あんたもこの国にいる人間ならわかるだろ!?」
「……知らない。誰だそれ」
信じられないといった顔で男は凝視してきたが、
実際に知らないのだからどうしようもない。
こちらが黙っていると、そいつは深くため息をついた。
「序列一位の決闘者だよ。
ジェドフェン・エーデルハイド。
有名人だぞ……」
「……!」
俺は目を見開いた。

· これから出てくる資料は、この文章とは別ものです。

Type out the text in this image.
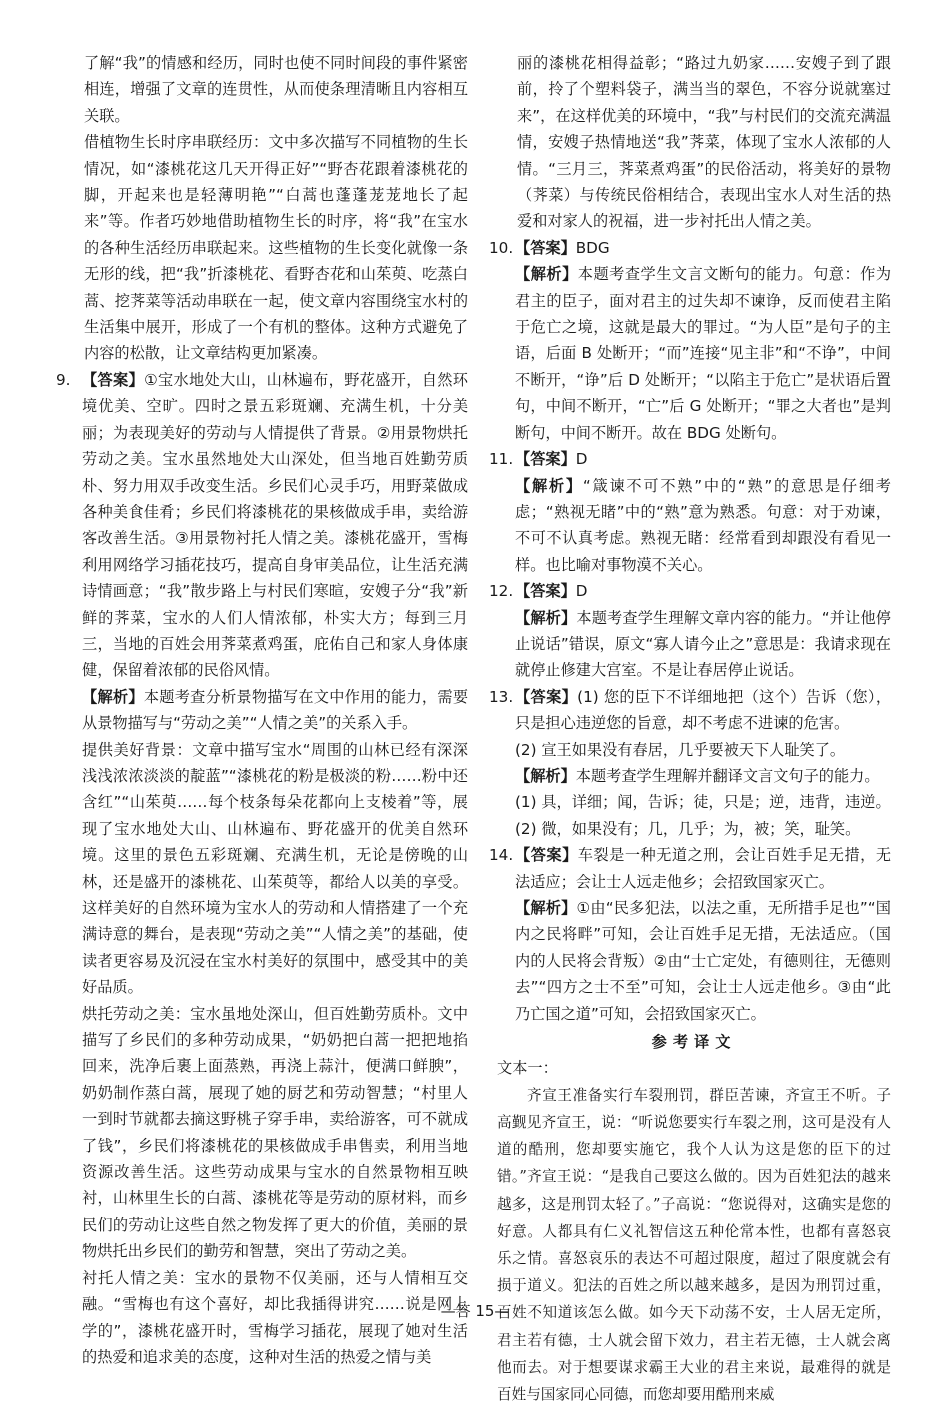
了解“我”的情感和经历，同时也使不同时间段的事件紧密相连，增强了文章的连贯性，从而使条理清晰且内容相互关联。

借植物生长时序串联经历：文中多次描写不同植物的生长情况，如“漆桃花这几天开得正好”“野杏花跟着漆桃花的脚，开起来也是轻薄明艳”“白蒿也蓬蓬茏茏地长了起来”等。作者巧妙地借助植物生长的时序，将“我”在宝水的各种生活经历串联起来。这些植物的生长变化就像一条无形的线，把“我”折漆桃花、看野杏花和山茱萸、吃蒸白蒿、挖荠菜等活动串联在一起，使文章内容围绕宝水村的生活集中展开，形成了一个有机的整体。这种方式避免了内容的松散，让文章结构更加紧凑。

9. 【答案】①宝水地处大山，山林遍布，野花盛开，自然环境优美、空旷。四时之景五彩斑斓、充满生机，十分美丽；为表现美好的劳动与人情提供了背景。②用景物烘托劳动之美。宝水虽然地处大山深处，但当地百姓勤劳质朴、努力用双手改变生活。乡民们心灵手巧，用野菜做成各种美食佳肴；乡民们将漆桃花的果核做成手串，卖给游客改善生活。③用景物衬托人情之美。漆桃花盛开，雪梅利用网络学习插花技巧，提高自身审美品位，让生活充满诗情画意；“我”散步路上与村民们寒暄，安嫂子分“我”新鲜的荠菜，宝水的人们人情浓郁，朴实大方；每到三月三，当地的百姓会用荠菜煮鸡蛋，庇佑自己和家人身体康健，保留着浓郁的民俗风情。

【解析】本题考查分析景物描写在文中作用的能力，需要从景物描写与“劳动之美”“人情之美”的关系入手。

提供美好背景：文章中描写宝水“周围的山林已经有深深浅浅浓浓淡淡的靛蓝”“漆桃花的粉是极淡的粉……粉中还含红”“山茱萸……每个枝条每朵花都向上支棱着”等，展现了宝水地处大山、山林遍布、野花盛开的优美自然环境。这里的景色五彩斑斓、充满生机，无论是傍晚的山林，还是盛开的漆桃花、山茱萸等，都给人以美的享受。这样美好的自然环境为宝水人的劳动和人情搭建了一个充满诗意的舞台，是表现“劳动之美”“人情之美”的基础，使读者更容易及沉浸在宝水村美好的氛围中，感受其中的美好品质。

烘托劳动之美：宝水虽地处深山，但百姓勤劳质朴。文中描写了乡民们的多种劳动成果，“奶奶把白蒿一把把地掐回来，洗净后裹上面蒸熟，再浇上蒜汁，便满口鲜腴”，奶奶制作蒸白蒿，展现了她的厨艺和劳动智慧；“村里人一到时节就都去摘这野桃子穿手串，卖给游客，可不就成了钱”，乡民们将漆桃花的果核做成手串售卖，利用当地资源改善生活。这些劳动成果与宝水的自然景物相互映衬，山林里生长的白蒿、漆桃花等是劳动的原材料，而乡民们的劳动让这些自然之物发挥了更大的价值，美丽的景物烘托出乡民们的勤劳和智慧，突出了劳动之美。

衬托人情之美：宝水的景物不仅美丽，还与人情相互交融。“雪梅也有这个喜好，却比我插得讲究……说是网上学的”，漆桃花盛开时，雪梅学习插花，展现了她对生活的热爱和追求美的态度，这种对生活的热爱之情与美

丽的漆桃花相得益彰；“路过九奶家……安嫂子到了跟前，拎了个塑料袋子，满当当的翠色，不容分说就塞过来”，在这样优美的环境中，“我”与村民们的交流充满温情，安嫂子热情地送“我”荠菜，体现了宝水人浓郁的人情。“三月三，荠菜煮鸡蛋”的民俗活动，将美好的景物（荠菜）与传统民俗相结合，表现出宝水人对生活的热爱和对家人的祝福，进一步衬托出人情之美。

10. 【答案】BDG

【解析】本题考查学生文言文断句的能力。句意：作为君主的臣子，面对君主的过失却不谏诤，反而使君主陷于危亡之境，这就是最大的罪过。“为人臣”是句子的主语，后面 B 处断开；“而”连接“见主非”和“不诤”，中间不断开，“诤”后 D 处断开；“以陷主于危亡”是状语后置句，中间不断开，“亡”后 G 处断开；“罪之大者也”是判断句，中间不断开。故在 BDG 处断句。

11. 【答案】D

【解析】“箴谏不可不熟”中的“熟”的意思是仔细考虑；“熟视无睹”中的“熟”意为熟悉。句意：对于劝谏，不可不认真考虑。熟视无睹：经常看到却跟没有看见一样。也比喻对事物漠不关心。

12. 【答案】D

【解析】本题考查学生理解文章内容的能力。“并让他停止说话”错误，原文“寡人请今止之”意思是：我请求现在就停止修建大宫室。不是让春居停止说话。

13. 【答案】(1) 您的臣下不详细地把（这个）告诉（您），只是担心违逆您的旨意，却不考虑不进谏的危害。

(2) 宣王如果没有春居，几乎要被天下人耻笑了。

【解析】本题考查学生理解并翻译文言文句子的能力。

(1) 具，详细；闻，告诉；徒，只是；逆，违背，违逆。

(2) 微，如果没有；几，几乎；为，被；笑，耻笑。

14. 【答案】车裂是一种无道之刑，会让百姓手足无措，无法适应；会让士人远走他乡；会招致国家灭亡。

【解析】①由“民多犯法，以法之重，无所措手足也”“国内之民将畔”可知，会让百姓手足无措，无法适应。（国内的人民将会背叛）②由“士亡定处，有德则往，无德则去”“四方之士不至”可知，会让士人远走他乡。③由“此乃亡国之道”可知，会招致国家灭亡。

参考译文

文本一：

齐宣王准备实行车裂刑罚，群臣苦谏，齐宣王不听。子高觐见齐宣王，说：“听说您要实行车裂之刑，这可是没有人道的酷刑，您却要实施它，我个人认为这是您的臣下的过错。”齐宣王说：“是我自己要这么做的。因为百姓犯法的越来越多，这是刑罚太轻了。”子高说：“您说得对，这确实是您的好意。人都具有仁义礼智信这五种伦常本性，也都有喜怒哀乐之情。喜怒哀乐的表达不可超过限度，超过了限度就会有损于道义。犯法的百姓之所以越来越多，是因为刑罚过重，百姓不知道该怎么做。如今天下动荡不安，士人居无定所，君主若有德，士人就会留下效力，君主若无德，士人就会离他而去。对于想要谋求霸王大业的君主来说，最难得的就是百姓与国家同心同德，而您却要用酷刑来威

—答 15—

エーデルハイド!?
エフィールが探していた同じ一族か!?
しかも、序列の一位!?
ていうことは、天樹会傘下の決闘者なのか……?
――威圧的に剣を向けるのをやめ、より顔を近づけて問いただした。
「なんでその人が俺たちと知り合いだと?」
「だって、あんたエーデルハイドの魔人の居場所聞いてきただろ?
ジェド様も同じことしてたんだ。
ご老体のはずなのに、自分から足動かしてさ。
……血眼でいろんなやつに聞いてまわってて、すごい怖かったよ……」
剣を下ろしたのが効果的だったのか、そいつはかなり詳しく話してくれるようになった。
自分たちがむやみやたらと暴力を振るうタイプではないと見ると、疲れたように樹の根に腰かけてこちらを見上げてきた。
「やっぱり、一族の裏切り者を許しておけなかったのかな。
めちゃめちゃ殺気出してて、そんな人相手に嘘を言うの、けっこうしんどかったよ」
「嘘?」
「ああ。
ツク様の命令でさ。
『エーデルハイドの魔人は森林学院にいる』って、
みんなで口裏合わせてでたらめ言わなきゃいけなかった。
実際には誰も知らなかったんだけど……」
……どういうことだ?
わざわざ嘘を伝えてまで裁判所から離れさせようとするなんて。
そもそもそのジェドという人物は、エフィ―ルが起こした魔人事件の真相を――
エフィールが無罪だということを知っているのか?
マーヤの時と同じように魔人事件の日にその場に居なかったらとしたら、
『一族を皆殺しにした裏切り者』と伝えられているエフィールに強い恨みを抱いててもおかしくはないが……。
「……じゃあ、そのジェドっていう人は、森林学院にいるんだな?」
「ああ。
ただ、そっちでも揉め事になってるらしいって話だけど……」
もう完全に敵意を抱いていない男は、曖昧に口を濁しながらつぶやいた。
「なんでも、謎のクソ強い剣士と一日中戦ってるとか……」
「——スロウさん!! ほんとにいいんですか?
裁判所のほうには行かなくて……」
天樹会の男に話を聞いたあと、自分たちは移動を始めていた。
南にあるという臨時の裁判所ではなく、森林学院へ向けて。
「いまエフィールに会ってもだめだ!
俺たちだけじゃ彼女の無罪を証明することはできない!
証人を見つけないと!
正直、賭けになるけど……さっき話で聞いたジェドって人を説得して協力してもらおう!」
もしもほんとうにジェドフェン・エーデルハイドという人物がエフィールと同じ一族なら、
少なくとも対話の余地はあるはずだ。
とにかく、可能性のあることは全部試すしかない。
森林学院に近付くにつれて、見覚えのある樹海の景色が点々と増えてくる。
男の話でもうひとつ気になったのは、
『謎の剣士と一日中戦ってる』というものだったけど……。
まさか……。
「——スロウさん! あっちから剣がぶつかる音がします!」
自分のやや後方にぴったりついてきていたセナが急に進行方向を変えたのを見て、自分も急いでそちらへ足を向ける。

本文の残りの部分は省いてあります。